Tuesday, July 21, 2009

Love ya Google - Picasa

Topic: Picasa|Level: Beginner - Intermediate|Type: Informational


Google Account
Ok, first of all if you don't already have a Google account go get one. Once you have your Google account you can use all their many products with your one account. Even if you don't use their email (even though they do web-based email by far the best) you can still use whichever other products (iGoogle custom homepage, Picasa, Orkut, calendar, documents, blogging, notebook, G Talk, etc) you want with that one account.
(But if you're still using yahoo or hotmail/msn or any other web-based email service... just do yourself a favor, leave them as your spam email account and get a gmail account. Gmail even allows you to pull email from other POP3/IMAP enabled accounts to the Gmail interface if you do want to keep them around but not check 2 accounts. If you want more info about gmail see my Love ya Google - Gmail post

Picasa Parts
http://picasa.google.com/
Picasa is a Google product for photo (and video) management and hosting. There are two parts to it; the desktop application and the Picasa Web Albums.
The Picasa desktop application allows you to sort your photos in to albums, view, edit, label, caption, delete them, etc. There is even a Mac Beta version (http://picasa.google.com/mac/).
The Picasa Web Albums allows you to upload photos from Picasa (desktop application) to online Albums that you can then share.

Picasa Desktop Software
The Picasa desktop software has lots of features for sorting photos in albums, editing them, all sorts of things. The dekstop software also makes sharing any of your photos very easy. The buttons across the bottom allow you to Upload (to Picasa Web Albums), Email, Print, Export, send to a Blog, make a Collage or Movie/slide show, or even Shop for printing services (send your photos online to be printed and picked up in a store of your choice.)
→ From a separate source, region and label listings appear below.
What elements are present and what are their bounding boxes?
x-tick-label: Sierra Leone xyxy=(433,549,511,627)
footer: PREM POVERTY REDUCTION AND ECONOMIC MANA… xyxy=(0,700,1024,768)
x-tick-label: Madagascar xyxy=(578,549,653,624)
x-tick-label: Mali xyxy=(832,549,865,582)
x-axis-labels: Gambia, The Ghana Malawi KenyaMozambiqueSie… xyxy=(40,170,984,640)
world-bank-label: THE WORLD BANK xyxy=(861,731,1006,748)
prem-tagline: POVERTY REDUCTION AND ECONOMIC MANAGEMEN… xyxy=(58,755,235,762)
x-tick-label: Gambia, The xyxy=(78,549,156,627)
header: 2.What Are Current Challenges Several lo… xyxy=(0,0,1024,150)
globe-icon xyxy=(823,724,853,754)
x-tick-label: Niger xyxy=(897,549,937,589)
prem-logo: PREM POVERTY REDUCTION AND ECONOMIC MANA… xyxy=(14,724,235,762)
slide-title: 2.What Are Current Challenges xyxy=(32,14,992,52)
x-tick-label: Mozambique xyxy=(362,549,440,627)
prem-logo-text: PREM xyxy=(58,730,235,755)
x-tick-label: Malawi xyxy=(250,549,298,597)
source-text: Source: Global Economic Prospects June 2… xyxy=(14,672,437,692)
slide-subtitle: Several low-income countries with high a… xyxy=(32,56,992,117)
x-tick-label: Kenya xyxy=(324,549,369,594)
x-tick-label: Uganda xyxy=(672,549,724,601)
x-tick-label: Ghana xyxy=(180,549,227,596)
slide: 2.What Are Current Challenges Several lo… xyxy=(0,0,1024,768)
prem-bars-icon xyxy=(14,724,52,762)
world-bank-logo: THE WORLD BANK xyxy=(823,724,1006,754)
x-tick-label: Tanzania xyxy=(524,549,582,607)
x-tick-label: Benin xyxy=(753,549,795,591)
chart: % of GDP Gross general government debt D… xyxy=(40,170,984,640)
To get any of your photos or videos online all you have to do is click the "Upload" button. A simple interface then appears where you can specify what album the item is uploaded to, size settings, and visibility of the item. Items that have been uploaded to the Web Albums will show a small green Up arrow in the lower-right of the image. If you edit an image that has already been Uploaded, after making your changes and clicking Upload again Picasa will change the existing online image to reflect your changes, rather than creating another image online.

Picasa Web Albums
Picasa Web Albums part is the online image hosting part of the service. Your "Web Albums" can be completely different from your desktop software's "Albums". You can have images in desktop albums but not in web albums, or images in web albums and not in the desktop albums. You can also choose to have an album in your desktop automatically synchronize to a web album. Using this option you can even have them sync, then manage and delete images through the web interface from anywhere, and when you sync your desktop again it will even reflect those changes on your local computer.

You can also select an image through the web interface, and in the "Edit" options select "Edit in Picasa" (if you're on a computer with Picasa installed), and selecting that option will download the image to the local computer, open Picasa to edit the image, and when you close the editor it will automatically upload the changes back to the web.

Your Picasa Web Albums can have different levels of being shared. Anybody can go to your Picasa Web Albums page (i.e. http://picasaweb.google.com/nickolashook ) and see Albums you have set for "Public" visibility. "Unlisted" albums anybody can get to if they're given a special link, but they do not show up on your Web Albums page. "Sign-in required to view" albums allow you to click a "Share" button, and specify people (from your Google Contacts or manually typed email addresses) that will be emailed a link to the album and then have to be signed in to see them.

Face Recognition
Another really cool feature of the Picasa Web Albums is it can detect faces in your photos and group the faces it detects to be of the same person. You can then specify who that person is (even pick them from your Google Contacts if you have them set up there) and then you can easily find all the photos of a particular person by simply clicking their name.